Set Clear Outcomes - Don’t Forget the Data 

Identify the desired outcomes for each piece of content. What action do you want your audience to take? Be prepared to adapt based on results—analysis and flexibility are key. While creativity and risk-taking are encouraged, understanding what works ensures your content strategy evolves with your goals. Clearly defining desired outcomes will help shape your content strategy.  

With content platforms changing in the blink of an eye, not to mention the emergence of incorporating AI into content creation, having a clear understanding of what results you want to achieve is crucial. Don’t forget analysis matters and should be incorporated into your overall strategy.  

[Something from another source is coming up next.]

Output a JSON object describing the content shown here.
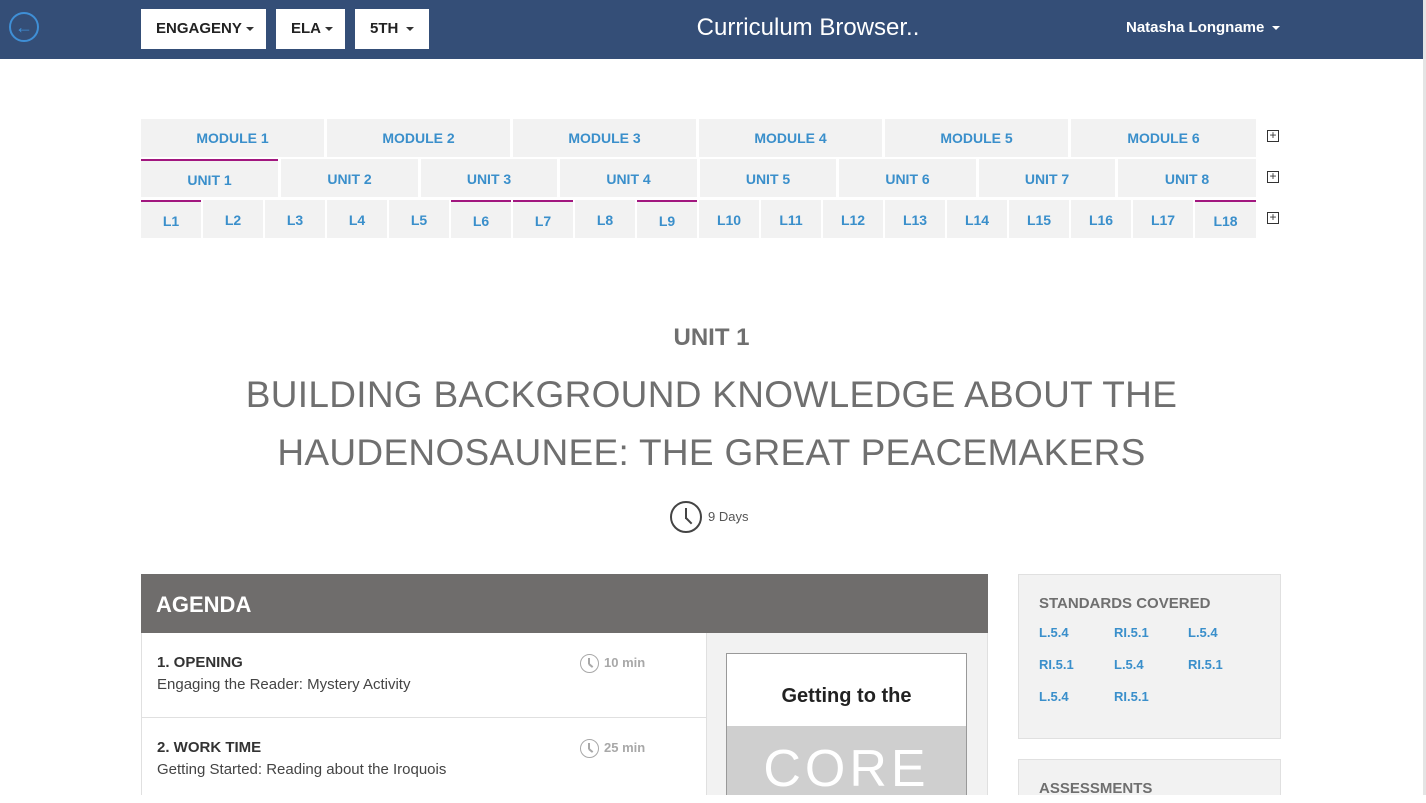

Being open and flexible to modifying your content based on analysis is all part of the outcome discussion. This shouldn’t deter you from being bold, being creative or taking risks but it’s important to be ready to pivot if your campaign isn’t working. Your content isn't all or nothing – which means you can expand on a post down the road, repost or cascade new content at any time.  

Content is King - There has never been a time when this statement is truer, it’s not a new or revolutionary idea but it is how businesses are developing strategies to expand their reach and pushing forward into new media platforms.  The world is launching new platforms, influencers, content super stars, and finding new ways to communicate with audiences to meet them where they consume content most and it all starts with a strong strategy.